Dalam kesempatan yang sama, Wakil Menteri HAM, Mugiyanto, berjanji bahwa Kementerian HAM akan memanggil pihak OCI dan Taman Safari agar kejadian seperti ini tidak akan terulang kembali di kemudian hari.

"Kami akan lakukan secepatnya. Karena salah satu upayanya memang kami ingin mencegah supaya praktik yang ini tidak terjadi lagi dan itu harus cepat," ucap Mugiyanto.

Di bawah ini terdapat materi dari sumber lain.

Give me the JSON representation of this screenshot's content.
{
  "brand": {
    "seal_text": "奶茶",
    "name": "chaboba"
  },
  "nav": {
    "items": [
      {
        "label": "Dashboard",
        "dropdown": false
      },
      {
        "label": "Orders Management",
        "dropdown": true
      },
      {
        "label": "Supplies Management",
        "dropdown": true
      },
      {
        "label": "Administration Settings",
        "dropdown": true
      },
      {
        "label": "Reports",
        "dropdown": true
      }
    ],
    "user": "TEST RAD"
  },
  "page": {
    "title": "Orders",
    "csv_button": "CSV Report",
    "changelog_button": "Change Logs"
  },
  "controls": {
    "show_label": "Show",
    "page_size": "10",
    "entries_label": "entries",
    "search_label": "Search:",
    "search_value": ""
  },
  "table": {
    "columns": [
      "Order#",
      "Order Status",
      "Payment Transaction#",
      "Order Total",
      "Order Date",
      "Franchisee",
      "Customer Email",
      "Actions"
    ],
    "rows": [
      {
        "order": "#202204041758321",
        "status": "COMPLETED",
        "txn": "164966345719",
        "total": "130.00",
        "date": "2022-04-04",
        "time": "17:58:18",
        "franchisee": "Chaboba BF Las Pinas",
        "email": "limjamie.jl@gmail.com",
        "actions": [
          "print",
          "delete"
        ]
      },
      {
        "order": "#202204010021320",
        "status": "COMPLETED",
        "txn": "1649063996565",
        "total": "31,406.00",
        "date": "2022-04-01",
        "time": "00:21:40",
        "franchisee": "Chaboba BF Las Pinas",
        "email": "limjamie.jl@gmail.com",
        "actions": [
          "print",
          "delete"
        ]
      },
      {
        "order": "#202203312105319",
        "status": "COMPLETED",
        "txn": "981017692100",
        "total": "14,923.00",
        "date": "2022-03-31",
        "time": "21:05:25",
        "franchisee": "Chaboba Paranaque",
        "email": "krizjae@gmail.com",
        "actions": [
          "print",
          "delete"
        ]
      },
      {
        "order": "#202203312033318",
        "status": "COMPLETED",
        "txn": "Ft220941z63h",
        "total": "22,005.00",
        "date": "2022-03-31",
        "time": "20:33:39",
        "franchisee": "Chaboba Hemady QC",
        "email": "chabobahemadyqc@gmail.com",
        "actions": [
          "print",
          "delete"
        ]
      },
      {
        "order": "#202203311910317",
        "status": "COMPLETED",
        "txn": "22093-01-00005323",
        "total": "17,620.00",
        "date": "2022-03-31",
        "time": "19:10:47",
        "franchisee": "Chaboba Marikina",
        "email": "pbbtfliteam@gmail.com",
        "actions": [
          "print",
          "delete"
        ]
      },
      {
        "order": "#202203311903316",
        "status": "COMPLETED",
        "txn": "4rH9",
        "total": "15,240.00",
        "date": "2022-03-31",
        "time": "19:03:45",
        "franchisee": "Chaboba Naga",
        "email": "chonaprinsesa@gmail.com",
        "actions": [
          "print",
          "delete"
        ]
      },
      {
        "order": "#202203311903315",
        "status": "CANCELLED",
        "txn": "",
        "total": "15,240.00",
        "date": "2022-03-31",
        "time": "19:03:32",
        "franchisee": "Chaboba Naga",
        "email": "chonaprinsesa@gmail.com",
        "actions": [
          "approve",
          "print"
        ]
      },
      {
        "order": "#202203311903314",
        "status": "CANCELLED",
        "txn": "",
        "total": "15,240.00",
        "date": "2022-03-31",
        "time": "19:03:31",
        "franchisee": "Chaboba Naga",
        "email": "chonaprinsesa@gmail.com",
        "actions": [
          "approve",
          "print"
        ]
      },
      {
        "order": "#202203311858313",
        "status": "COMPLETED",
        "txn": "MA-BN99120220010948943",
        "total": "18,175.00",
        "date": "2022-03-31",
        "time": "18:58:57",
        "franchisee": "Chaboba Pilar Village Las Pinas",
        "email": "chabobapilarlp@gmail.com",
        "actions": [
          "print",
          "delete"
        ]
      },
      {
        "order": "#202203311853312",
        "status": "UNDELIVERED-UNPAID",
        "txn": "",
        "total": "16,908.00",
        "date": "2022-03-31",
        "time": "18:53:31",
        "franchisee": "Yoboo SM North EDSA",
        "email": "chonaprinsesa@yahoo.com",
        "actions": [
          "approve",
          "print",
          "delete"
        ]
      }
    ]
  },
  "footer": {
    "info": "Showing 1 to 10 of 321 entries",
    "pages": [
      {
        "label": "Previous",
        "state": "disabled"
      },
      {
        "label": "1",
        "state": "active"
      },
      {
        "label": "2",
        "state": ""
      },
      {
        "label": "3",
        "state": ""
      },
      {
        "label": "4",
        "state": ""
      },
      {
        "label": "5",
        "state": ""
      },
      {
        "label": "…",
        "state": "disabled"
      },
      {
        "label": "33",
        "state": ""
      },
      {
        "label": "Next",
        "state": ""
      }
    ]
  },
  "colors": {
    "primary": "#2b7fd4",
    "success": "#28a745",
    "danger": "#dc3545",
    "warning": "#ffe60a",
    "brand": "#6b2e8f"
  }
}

Pihak Taman Safari Indonesia (TSI) rupanya ogah disangkutpautkan dengan tudingan yang dialamatkan oleh eks pemain sirkus OCI. Mereka menilai tidak ada hubungannya antara TSI dengan OCI. Hal ini disampaikan Corporate Secretary Taman Safari Indonesia (TSI), Barata Mardikoesno, dalam konferensi pers di Patio Platar, Jakarta Selatan, Kamis (17/4/2025).

Barata menegaskan, TSI merupakan tempat konservasi dan edukasi satwa. Mereka sama sekali tidak ada hubungannya dengan kegiatan sirkus yang dilakukan OCI. Bahkan, OCI tak pernah tampil sekalipun di berbagai lokasi Taman Safari Indonesia.

“Jadi kegiatannya sendiri itu sangat berbeda. Dan kami sudah melakukan manajemen dan aktivitas untuk hewan. Jadi ini disini jelas adalah dua bisnis yang berbeda. Pemain OCI tidak ada di daftar karyawan,” ucap Barata kepada awak media.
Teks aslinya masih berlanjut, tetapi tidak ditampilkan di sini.